Did you know that bears will remember their last source of food and return there when hungry, sometimes travelling over 100 kilometres?

That’s reason enough to brush up on some Bear Wise tips.

Ontario and the Ontario Provincial Police are reminding the public to do its part to avoid human-bear interactions this spring. It is important to check around homes and remove the most popular bear attractants.

April is the beginning of bear season and with it comes an increase in bear sightings in urban areas. As bears wake up after a winter of hibernation, they are faced with a scarcity of natural food sources, leading black bears to forage for food in garbage cans and bird feeders.

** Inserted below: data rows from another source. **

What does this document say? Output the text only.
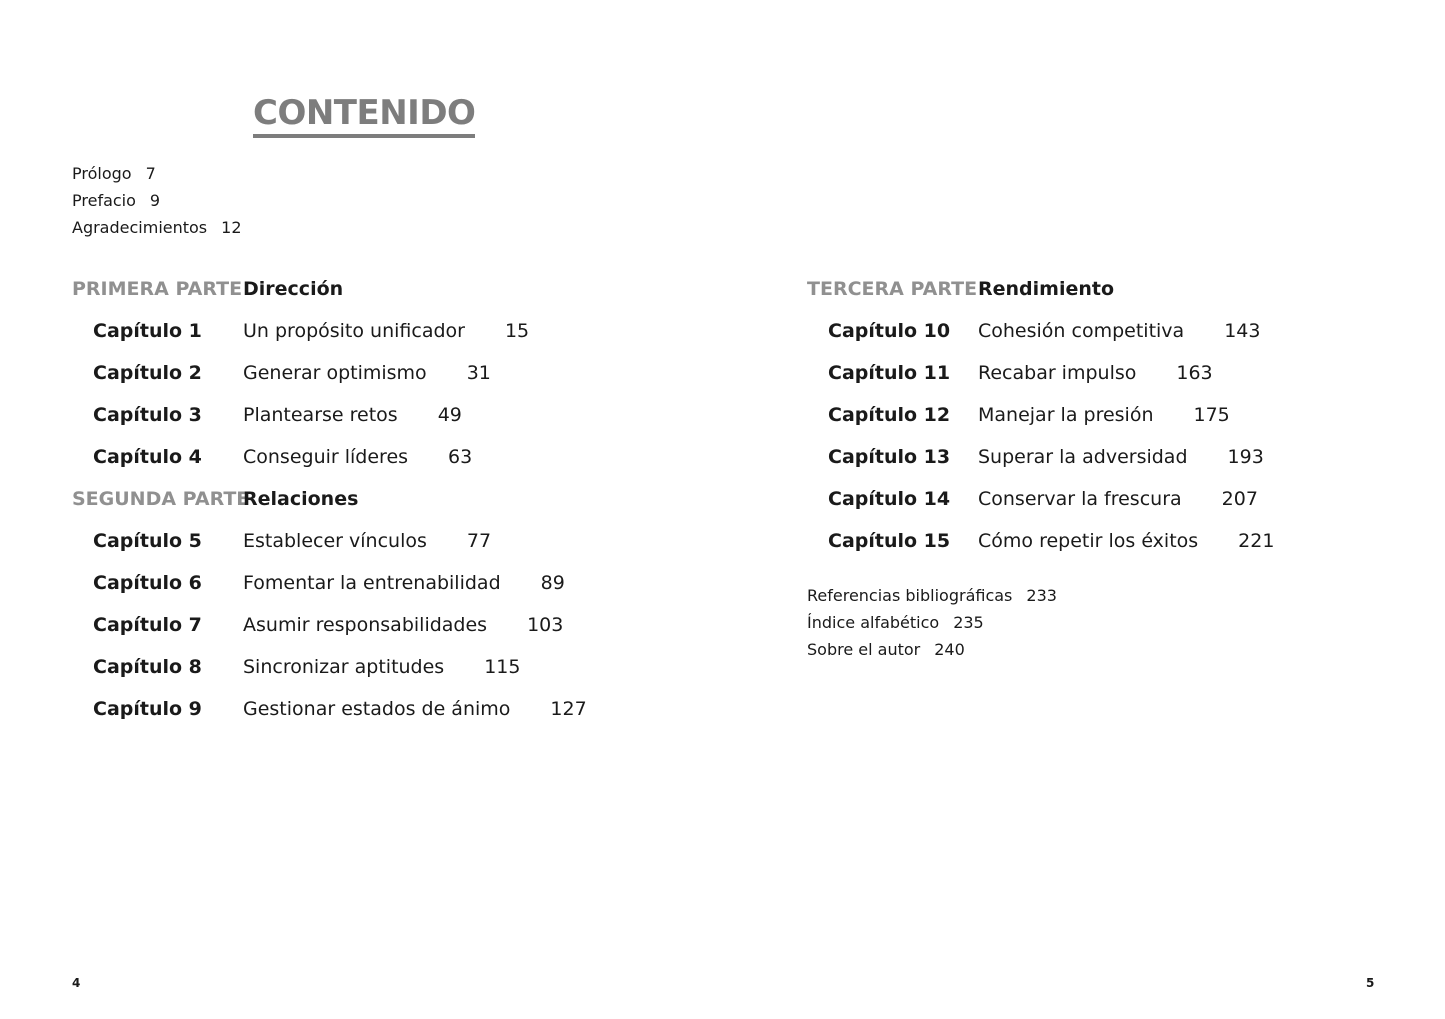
CONTENIDO
Prólogo 7
Prefacio 9
Agradecimientos 12
PRIMERA PARTE Dirección
Capítulo 1 Un propósito unificador 15
Capítulo 2 Generar optimismo 31
Capítulo 3 Plantearse retos 49
Capítulo 4 Conseguir líderes 63
SEGUNDA PARTE
Relaciones
Capítulo 5 Establecer vínculos 77
Capítulo 6 Fomentar la entrenabilidad 89
Capítulo 7 Asumir responsabilidades 103
Capítulo 8 Sincronizar aptitudes 115
Capítulo 9 Gestionar estados de ánimo 127
TERCERA PARTE Rendimiento
Capítulo 10 Cohesión competitiva 143
Capítulo 11 Recabar impulso 163
Capítulo 12 Manejar la presión 175
Capítulo 13 Superar la adversidad 193
Capítulo 14 Conservar la frescura 207
Capítulo 15 Cómo repetir los éxitos 221
Referencias bibliográficas 233
Índice alfabético 235
Sobre el autor 240
4	5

Top tips for preventing bears from visiting your neighbourhood include:

  • Storing garbage in waste containers with tight-fitting lids
  • Putting out garbage only on the morning of pickup
  • Filling bird feeders, including seed, suet and nectar, only during the winter when bears are hibernating
  • Cleaning food residue and grease from outdoor barbecue grills after each use
  • Keeping pet food indoors.

The OPP advises that this time of year, more bears come into urban areas in search of food but not every bear sighting is an emergency situation.

Here is who to call if you encounter a bear.

Non-Emergency Encounters

Call the toll-free Bear Wise reporting line at 1-866-514-2327 (TTY 705-945-7641) if a black bear is:

  • Roaming around, checking garbage cans
  • Breaking into a shed where garbage or food is stored
  • In a tree
  • Pulling down a bird feeder or knocking over a barbecue
  • Moving through a backyard or field but is not lingering.

This line operates 24-hours a day, seven days a week, from April 1 to November 30. Staff can provide advice about bear behaviour, how to avoid human-bear interactions and how to remove attractants from your property.

Emergency Situations

Call 911 or your local police force if a bear poses an immediate threat to personal safety by exhibiting threatening or aggressive behaviour, such as:

  • Entering a schoolyard when school is in session
  • Stalking people and lingering on-site
  • Entering or trying to enter a residence
  • Wandering into a public gathering
  • Killing livestock/pets and lingering on site.

Police are the first responder for any emergency situation. If requested by police, the Ministry of Natural Resources and Forestry will respond to emergency situations to assist during daylight hours.